Figure 6

Effect of soluble TWEAK on osteoclast formation and function. Human unfractionated PBMC were cultured for nine days in medium containing rhM-CSF only (25 ng/ml) (A), M-CSF and rhTWEAK at 100 ng/ml (B), 400 ng/ml (C) or 800 ng/ml (D), M-CSF and rhRANKL (50 ng/ml) (E), or all of M-CSF (25 ng/ml), RANKL (50 ng/ml) and TWEAK (100 ng/ml) (F).

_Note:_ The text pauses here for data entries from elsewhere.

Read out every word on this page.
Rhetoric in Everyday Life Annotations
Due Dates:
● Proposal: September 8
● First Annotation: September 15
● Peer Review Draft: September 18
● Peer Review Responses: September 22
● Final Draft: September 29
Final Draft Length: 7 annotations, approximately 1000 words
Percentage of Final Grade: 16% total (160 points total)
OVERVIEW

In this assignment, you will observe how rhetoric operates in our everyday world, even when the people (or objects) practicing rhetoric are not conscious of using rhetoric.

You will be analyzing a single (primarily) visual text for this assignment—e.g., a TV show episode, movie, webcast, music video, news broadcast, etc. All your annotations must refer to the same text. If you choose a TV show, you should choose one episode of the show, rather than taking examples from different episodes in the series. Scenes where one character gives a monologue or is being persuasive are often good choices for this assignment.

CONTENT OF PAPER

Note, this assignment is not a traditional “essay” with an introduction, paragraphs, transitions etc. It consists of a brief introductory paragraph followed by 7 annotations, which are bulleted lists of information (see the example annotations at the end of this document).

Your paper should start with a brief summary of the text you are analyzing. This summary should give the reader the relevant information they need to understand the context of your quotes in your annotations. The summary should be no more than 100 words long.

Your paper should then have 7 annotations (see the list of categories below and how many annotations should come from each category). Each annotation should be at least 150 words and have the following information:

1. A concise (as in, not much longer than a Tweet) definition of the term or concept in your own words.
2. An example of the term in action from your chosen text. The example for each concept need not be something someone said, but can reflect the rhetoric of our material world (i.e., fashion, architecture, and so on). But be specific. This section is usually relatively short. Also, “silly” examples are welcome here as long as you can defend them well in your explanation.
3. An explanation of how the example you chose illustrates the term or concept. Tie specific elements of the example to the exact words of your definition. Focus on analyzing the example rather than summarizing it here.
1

Cultures were then fixed and stained for TRAP. (G) Multinucleated cells (MNC), containing >3 nuclei, positive for TRAP, were counted from quadruplicate wells. Data are expressed as means ± standard deviation. Significant differences were determined by one way analysis of variance (ANOVA) with Tukey post-hoc test: ^a indicates difference to M-CSF only control (P < 0.001) and ^b denotes difference to M-CSF+RANKL treatment (P < 0.05). (H) PBMC were seeded onto dentine slices in the presence of rhM-CSF (25 ng/ml) with the addition of rhRANKL (50 ng/ml) and/or rhTWEAK as indicated. Resorption was assessed after 14 days of culture by SEM and is expressed as the mean ± SD resorption expressed as a percentage of that measured for the RANKL/M-CSF control. Data shown are pooled from two independent experiments with resorption assessed for four dentine slices/treatment/donor. No significant differences were observed between RANKL treatments.